Harvard Divinity School will receive a $2.7 million grant for an eight-year initiative that, for the first time in the university's history, makes it possible for master of divinity degree candidates to pursue studies in a non-Christian tradition. The initiative also will encourage Buddhists to share their insights with people of different faiths who are studying for the ministry, allow future Buddhist clergy to be trained in a way appropriate to the twenty-first century, and support the work of Buddhist clergy in hospitals and other places of pastoral care.
The foundation also awarded a $2.5 million grant to Stanford, which will be matched by the William and Flora Hewlett Foundation to create an endowed chair in Buddhist studies at the Robert H.N. Ho Family Foundation Center for Buddhist Studies. The first permanent faculty post dedicated to Buddhism at Stanford will work to advance academic teaching and research on Buddhism, with an emphasis on the Chinese tradition. Established in 2008 with a $5 million grant from the foundation, the Ho Family Center for Buddhist Studies aims to promote both the academic study and public understanding of Buddhist tradition.

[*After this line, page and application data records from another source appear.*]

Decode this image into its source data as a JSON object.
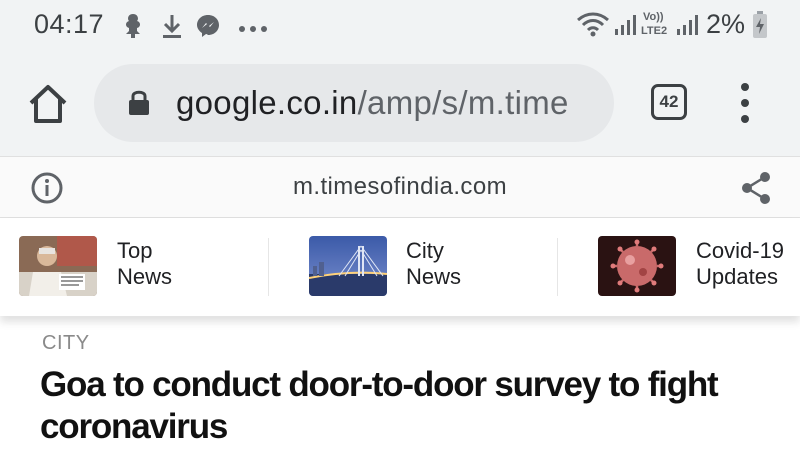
{
  "status_bar": {
    "time": "04:17",
    "notification_icons": [
      "tree-notification-icon",
      "download-icon",
      "messenger-icon",
      "more-notifications-icon"
    ],
    "system_icons": [
      "wifi-icon",
      "signal-icon",
      "volte-lte2-icon",
      "signal-icon"
    ],
    "battery_text": "2%"
  },
  "toolbar": {
    "url_host": "google.co.in",
    "url_path": "/amp/s/m.time",
    "tab_count": "42"
  },
  "amp_header": {
    "domain": "m.timesofindia.com"
  },
  "categories": [
    {
      "label_line1": "Top",
      "label_line2": "News"
    },
    {
      "label_line1": "City",
      "label_line2": "News"
    },
    {
      "label_line1": "Covid-19",
      "label_line2": "Updates"
    }
  ],
  "article": {
    "section": "CITY",
    "headline": "Goa to conduct door-to-door survey to fight coronavirus"
  },
  "colors": {
    "toolbar_bg": "#f1f3f4",
    "omnibox_bg": "#e6e8ea",
    "text_primary": "#202124",
    "text_secondary": "#5f6368"
  }
}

Although the Ho Family Foundation was established in 2005 to "foster and support Chinese arts and culture, as well as to promote deeper understanding of the teachings of the Buddha and to apply them to everyday life," the Ho family has been working since 2001 to build a global network of Buddhist learning by supporting Buddhist studies at leading universities, including the universities of Hong Kong, British Columbia, Toronto, and the International Buddhist College in Thailand. "The Ho family began working ten years ago to build a global network of Buddhist learning," said Robert Y.C. Ho. "We believe that a deeper understanding of Buddhist philosophy can help nurture creativity, encourage greater integrity and ingenuity in confronting challenges, and foster effective and positive change, both for individuals and for societies."